“Indeed there have to be factions among you, for only so will it become clear who among you are genuine.” (1 Cor 11:19)
In the context of great interest in Christian unity, a matter which I have supported whole –heartedly and in many practical ways, I believe that God is signalling that the church in Perth needs to pay more attention to the importance of division in the for the health of the people of God. If we do not embrace division in the church as part of the divine purpose we will miss out on the fullness of what God wants to do in our city.
What I sense is emerging across the city is a polarisation between those Christian groups that will compromise with the methods of the world and those who will stay totally focused on the person and promises of Jesus Christ. This separation is NOT a simple liberal –conservative divide, nor one that distinguishes Charismatics from Evangelicals. It is much more foundational than these differences.

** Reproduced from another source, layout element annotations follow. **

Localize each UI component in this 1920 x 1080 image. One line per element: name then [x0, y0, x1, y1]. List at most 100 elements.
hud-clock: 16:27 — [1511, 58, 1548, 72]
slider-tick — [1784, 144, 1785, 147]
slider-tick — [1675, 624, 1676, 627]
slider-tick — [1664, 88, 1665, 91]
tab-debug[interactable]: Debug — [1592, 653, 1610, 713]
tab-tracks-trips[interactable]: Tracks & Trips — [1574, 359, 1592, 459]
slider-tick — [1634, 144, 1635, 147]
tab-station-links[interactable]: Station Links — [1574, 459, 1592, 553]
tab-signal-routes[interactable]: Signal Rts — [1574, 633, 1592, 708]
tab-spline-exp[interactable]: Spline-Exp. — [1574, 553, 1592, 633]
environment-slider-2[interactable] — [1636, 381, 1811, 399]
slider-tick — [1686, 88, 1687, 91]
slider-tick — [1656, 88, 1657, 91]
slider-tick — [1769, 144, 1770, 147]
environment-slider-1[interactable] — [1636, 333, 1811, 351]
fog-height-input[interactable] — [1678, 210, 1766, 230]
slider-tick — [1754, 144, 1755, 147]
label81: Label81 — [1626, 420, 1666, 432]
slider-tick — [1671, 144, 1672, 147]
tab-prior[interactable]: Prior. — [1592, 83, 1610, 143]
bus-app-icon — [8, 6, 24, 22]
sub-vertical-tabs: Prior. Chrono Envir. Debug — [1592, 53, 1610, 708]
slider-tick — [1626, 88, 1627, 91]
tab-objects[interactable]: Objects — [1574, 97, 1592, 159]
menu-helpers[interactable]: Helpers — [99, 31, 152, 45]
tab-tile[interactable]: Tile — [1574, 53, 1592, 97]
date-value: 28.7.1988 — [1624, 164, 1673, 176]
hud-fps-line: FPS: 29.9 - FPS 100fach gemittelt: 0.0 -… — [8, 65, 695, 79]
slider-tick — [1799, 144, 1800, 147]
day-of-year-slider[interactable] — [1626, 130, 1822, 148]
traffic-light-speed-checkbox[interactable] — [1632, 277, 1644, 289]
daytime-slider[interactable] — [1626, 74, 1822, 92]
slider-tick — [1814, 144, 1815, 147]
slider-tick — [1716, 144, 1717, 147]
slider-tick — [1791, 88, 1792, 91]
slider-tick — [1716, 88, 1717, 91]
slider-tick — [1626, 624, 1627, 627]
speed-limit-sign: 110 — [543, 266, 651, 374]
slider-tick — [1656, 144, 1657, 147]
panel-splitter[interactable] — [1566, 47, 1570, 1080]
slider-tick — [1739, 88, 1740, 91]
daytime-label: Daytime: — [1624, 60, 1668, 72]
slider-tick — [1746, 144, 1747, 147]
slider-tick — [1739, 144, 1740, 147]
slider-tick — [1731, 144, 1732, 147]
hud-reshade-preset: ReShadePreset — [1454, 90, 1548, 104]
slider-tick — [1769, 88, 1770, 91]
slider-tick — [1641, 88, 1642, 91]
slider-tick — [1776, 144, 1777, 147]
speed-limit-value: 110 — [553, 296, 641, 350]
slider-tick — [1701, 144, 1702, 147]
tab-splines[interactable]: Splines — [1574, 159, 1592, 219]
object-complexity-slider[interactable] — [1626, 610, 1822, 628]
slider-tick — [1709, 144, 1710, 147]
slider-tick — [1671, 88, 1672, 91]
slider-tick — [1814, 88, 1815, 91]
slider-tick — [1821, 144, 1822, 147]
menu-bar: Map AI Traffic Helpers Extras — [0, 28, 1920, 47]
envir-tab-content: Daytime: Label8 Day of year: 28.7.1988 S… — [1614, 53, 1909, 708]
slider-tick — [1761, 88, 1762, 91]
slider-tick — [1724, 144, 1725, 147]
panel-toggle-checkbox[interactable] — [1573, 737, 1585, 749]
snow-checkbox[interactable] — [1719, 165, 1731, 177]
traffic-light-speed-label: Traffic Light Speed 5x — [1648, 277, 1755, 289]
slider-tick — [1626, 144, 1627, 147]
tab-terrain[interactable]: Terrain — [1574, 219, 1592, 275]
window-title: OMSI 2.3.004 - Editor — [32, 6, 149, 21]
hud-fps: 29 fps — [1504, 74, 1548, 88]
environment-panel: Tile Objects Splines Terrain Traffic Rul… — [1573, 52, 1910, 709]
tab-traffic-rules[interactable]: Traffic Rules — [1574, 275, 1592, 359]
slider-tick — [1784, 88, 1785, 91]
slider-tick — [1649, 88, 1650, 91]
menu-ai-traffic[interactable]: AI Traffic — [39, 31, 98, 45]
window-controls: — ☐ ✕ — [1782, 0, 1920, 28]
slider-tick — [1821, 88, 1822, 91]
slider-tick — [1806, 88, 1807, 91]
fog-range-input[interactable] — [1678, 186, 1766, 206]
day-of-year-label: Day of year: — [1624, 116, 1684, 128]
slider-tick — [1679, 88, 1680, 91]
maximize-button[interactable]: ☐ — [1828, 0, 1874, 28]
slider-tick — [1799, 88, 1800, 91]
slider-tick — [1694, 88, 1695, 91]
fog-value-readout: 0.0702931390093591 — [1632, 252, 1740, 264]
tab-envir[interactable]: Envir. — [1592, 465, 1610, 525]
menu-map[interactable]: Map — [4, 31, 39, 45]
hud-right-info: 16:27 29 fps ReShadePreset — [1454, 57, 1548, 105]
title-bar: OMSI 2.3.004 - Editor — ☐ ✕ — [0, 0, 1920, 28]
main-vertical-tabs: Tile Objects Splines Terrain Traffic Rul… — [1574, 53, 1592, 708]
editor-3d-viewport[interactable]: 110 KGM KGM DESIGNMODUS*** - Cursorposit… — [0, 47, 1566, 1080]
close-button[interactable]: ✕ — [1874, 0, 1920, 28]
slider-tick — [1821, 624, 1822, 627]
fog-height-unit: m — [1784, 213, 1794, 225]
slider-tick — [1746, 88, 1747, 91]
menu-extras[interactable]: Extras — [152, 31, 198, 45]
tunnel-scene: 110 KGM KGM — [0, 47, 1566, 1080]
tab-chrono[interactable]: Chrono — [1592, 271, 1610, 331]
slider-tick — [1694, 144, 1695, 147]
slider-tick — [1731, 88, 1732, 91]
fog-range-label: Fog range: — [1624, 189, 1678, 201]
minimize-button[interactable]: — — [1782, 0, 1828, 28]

What is happening concerns basic trust, where do we put our faith when everything else fails. When our God-given projects seem to be endangered to what do we look? Godly people have not always trusted him. Abraham sired a son by a slave woman, Moses exerted his own strength in killing the Egyptian, Elijah fled to Mount Horeb, Peter cut off the slave’s ear and so on. All of these had received visions from God but had to learn that this was not enough to ensure their fulfillment. God had to prune them and break them of all fleshly possibility of the fulfillment of the divine promise.
Jesus himself had to abandon all hope that the call of God upon his life could be accomplished in any other way than by the death of the cross. The meaning of the struggle of Gethsemane is the abandonment of all hope that the work of redemption can be perfected apart from a degree of suffering that his own mortality does not want to embrace (Heb 2: 10,17-18; 5: 7-10). Jesus cannot be the Saviour of humanity in the depths of its weakness and distress unless he personally goes through anguish at this level. As this is a foundational truth for the life of Jesus it is also so for all who are being formed in his image (Rom 8:29).
Unfortunately, what I am seeing happening around Perth contradicts this principle of the cross. When good Christian people are struggling to make ends meet in the movements and ministries that God has raised up they are beginning to resort to the supply of the world: government funding, the Lotteries Commission, corporate sponsorship and marketing. I am certainly not opposed to believers seeking secular counselling for their personal and relational problems, going on to medication and so on. Yet, despite the evidence of what is promised in scripture this seems to have become as necessary for the church as for others. Some people who seemed to be committed Christians are making life choices that showed they were never true believers.
All of this can easily ensnare believers in compromise over their stand for the exclusiveness of Christ and his gospel. More significantly however such moves misunderstand the very nature of the kingdom of God. What God does, God promotes, what God does no-one else can do.
The time is coming soon when the things that are done in the name of Jesus but with human power will be distinguishable from those things done by Jesus himself. These things – conversions, healings, miracles, deliverances, personal transformations, will be so obviously the work of God that no one but him will receive the glory.
God is testing the church to see if its devotion to him is pure (2 Cor 11:1-6). Times are tough, things are difficult, resources of all sorts are scarce. Spiritual discernment however will teach us that this is the time of the wilderness and of the cross, of the maturing of the saints of God for great things that are ahead. It is important that we “hold fast to the head” (Col 2:18) like never before.
As we press on to trust Jesus alone the differences within the church will become increasingly striking. The unity movement in Perth must embrace this if it is to survive and mature in the purposes of God. Unless we go through such a death we will not see the power of the resurrection.